Wednesday, March 26, 2014

2007 book: The Birth of The Prophet Muhammad: Devotional Piety in Sunni Islam by Marion Holmes Katz (NYU)

In the medieval period, the birth of the Prophet Muhammad (the mawlid) was celebrated in popular narratives and ceremonies that expressed the religious agendas and aspirations of ordinary Muslims, including women. 

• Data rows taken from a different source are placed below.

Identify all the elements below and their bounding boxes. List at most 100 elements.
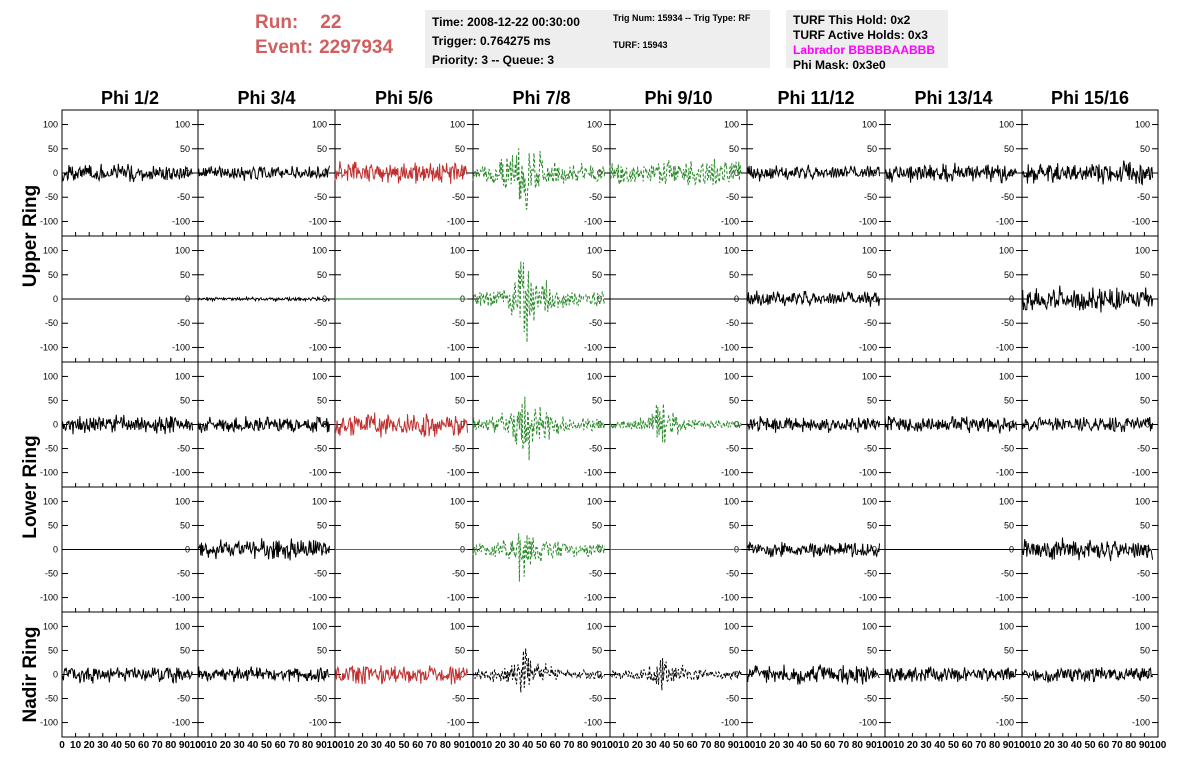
y-tick-label: -100	[309, 216, 327, 226]
x-tick-label: 90	[1003, 740, 1015, 751]
turf-text: TURF: 15943	[613, 40, 668, 50]
x-tick-label: 80	[440, 740, 452, 751]
x-tick-label: 50	[1084, 740, 1096, 751]
waveform-trace	[197, 666, 330, 683]
y-tick-label: -100	[996, 342, 1014, 352]
y-tick-label: -50	[726, 569, 739, 579]
y-tick-label: 100	[999, 120, 1014, 130]
y-tick-label: -100	[721, 468, 739, 478]
y-tick-label: 100	[862, 621, 877, 631]
y-tick-label: 50	[867, 520, 877, 530]
x-tick-label: 60	[138, 740, 150, 751]
y-tick-label: 0	[734, 670, 739, 680]
x-tick-label: 40	[247, 740, 259, 751]
y-tick-label: 100	[43, 120, 58, 130]
x-tick-label: 100	[465, 740, 482, 751]
turf-active-holds-text: TURF Active Holds: 0x3	[793, 28, 928, 42]
waveform-trace	[197, 295, 330, 303]
waveform-trace	[746, 540, 880, 558]
y-tick-label: 100	[312, 496, 327, 506]
x-tick-label: 70	[288, 740, 300, 751]
y-tick-label: 0	[53, 294, 58, 304]
y-tick-label: -100	[859, 468, 877, 478]
x-tick-label: 10	[70, 740, 82, 751]
trig-num-text: Trig Num: 15934 -- Trig Type: RF	[613, 13, 751, 23]
x-tick-label: 80	[577, 740, 589, 751]
x-tick-label: 70	[152, 740, 164, 751]
x-tick-label: 10	[893, 740, 905, 751]
y-tick-label: -50	[45, 318, 58, 328]
priority-text: Priority: 3 -- Queue: 3	[432, 53, 555, 67]
y-tick-label: -50	[726, 318, 739, 328]
x-tick-label: 40	[659, 740, 671, 751]
event-number: 2297934	[319, 37, 394, 58]
turf-this-hold-text: TURF This Hold: 0x2	[793, 13, 911, 27]
y-tick-label: -100	[172, 216, 190, 226]
waveform-trace	[472, 533, 605, 582]
y-tick-label: 100	[175, 496, 190, 506]
x-tick-label: 0	[607, 740, 613, 751]
x-tick-label: 30	[1057, 740, 1069, 751]
y-tick-label: -50	[1137, 192, 1150, 202]
y-tick-label: 50	[180, 270, 190, 280]
y-tick-label: -100	[584, 718, 602, 728]
y-tick-label: 50	[867, 645, 877, 655]
x-tick-label: 10	[755, 740, 767, 751]
y-tick-label: 100	[312, 621, 327, 631]
y-tick-label: 100	[450, 246, 465, 256]
waveform-trace	[61, 163, 193, 183]
y-tick-label: 100	[1135, 120, 1150, 130]
y-tick-label: -50	[864, 192, 877, 202]
y-tick-label: 100	[724, 120, 739, 130]
y-tick-label: 100	[1135, 621, 1150, 631]
x-tick-label: 40	[111, 740, 123, 751]
y-tick-label: 100	[724, 246, 739, 256]
waveform-trace	[884, 666, 1017, 683]
x-tick-label: 60	[550, 740, 562, 751]
x-tick-label: 20	[769, 740, 781, 751]
x-tick-label: 50	[673, 740, 685, 751]
y-tick-label: -100	[721, 216, 739, 226]
y-tick-label: -100	[996, 468, 1014, 478]
x-tick-label: 100	[602, 740, 619, 751]
phi-mask-text: Phi Mask: 0x3e0	[793, 58, 886, 72]
x-tick-label: 80	[302, 740, 314, 751]
run-info: Run: 22 Event: 2297934	[255, 10, 393, 60]
y-tick-label: 100	[450, 496, 465, 506]
x-tick-label: 70	[700, 740, 712, 751]
y-tick-label: -50	[1137, 318, 1150, 328]
y-tick-label: -100	[996, 593, 1014, 603]
column-header: Phi 9/10	[644, 88, 712, 108]
y-tick-label: 100	[724, 371, 739, 381]
y-tick-label: 50	[729, 144, 739, 154]
y-tick-label: 0	[597, 670, 602, 680]
y-tick-label: 100	[999, 371, 1014, 381]
x-tick-label: 90	[179, 740, 191, 751]
y-tick-label: 50	[1140, 395, 1150, 405]
y-tick-label: 100	[1135, 246, 1150, 256]
y-tick-label: 100	[724, 496, 739, 506]
waveform-trace	[334, 412, 468, 438]
x-tick-label: 100	[1150, 740, 1167, 751]
x-tick-label: 30	[371, 740, 383, 751]
x-tick-label: 20	[220, 740, 232, 751]
y-tick-label: 0	[872, 294, 877, 304]
y-tick-label: -50	[1137, 444, 1150, 454]
y-tick-label: -50	[1001, 444, 1014, 454]
y-tick-label: 0	[734, 168, 739, 178]
waveform-trace	[746, 164, 880, 182]
y-tick-label: 0	[322, 545, 327, 555]
y-tick-label: -100	[172, 718, 190, 728]
x-tick-label: 60	[1098, 740, 1110, 751]
y-tick-label: 50	[48, 645, 58, 655]
x-tick-label: 100	[1014, 740, 1031, 751]
waveform-trace	[472, 396, 605, 461]
y-tick-label: 50	[1004, 144, 1014, 154]
x-tick-label: 80	[165, 740, 177, 751]
x-tick-label: 30	[234, 740, 246, 751]
waveform-trace	[472, 148, 605, 210]
y-tick-label: -50	[864, 318, 877, 328]
x-tick-label: 50	[398, 740, 410, 751]
y-tick-label: -100	[40, 342, 58, 352]
y-tick-label: 100	[724, 621, 739, 631]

This book examines the Mawlid from its origins to the present day and provides a new insight into how an aspect of everyday Islamic piety has been transformed by modernity. The book gives a window into the religious lives of medieval Muslim women, rather than focusing on the limitations that were placed on them and shows how medieval popular Islam was coherent and meaningful, not just a set of deviations from scholarly norms. Concise in both historical and textual analysis, this book is an important contribution to our understanding of contemporary Muslim devotional practices and will be of great interest to postgraduate students and researchers of Islam, religious studies and medieval studies. 
Editorial Reviews
The Muslim World Book Review: Wadham College, Oxford, Ahmed Weir 
In this work on devotional Sunni piety, Marion Jolmes Katz immerses herself, as a participant and observer, into the world of the mawlid, displaying an empathetic understanding of how the mawlid can touch the believer's heart. It is a work of historical theology tracing the mawlid from its birth at some point in the eleventh century to its dead-hearted critics of the twentieth century.] [ Within her chapters on the historical development of the mawlid, Katz devotes considerable energy to the discussion of qiyam, or 'standing'. In this she uncovers some gems. She traces the first recorded instance of standing to the Egyptian scholar Taj al-Din al-Subki. This happened in the Umayyad Mosque, Damascus in the fourteenth century during a public recitation of Al-Sarsari's ode, 'Writing in gold is but little for the praise of Mustafa'. 
About the Author
Marion Holmes Katz is Associate Professor and the Department of Middle Eastern Studies, New York University, USA. Her research interests are Islamic law, ritual and gender.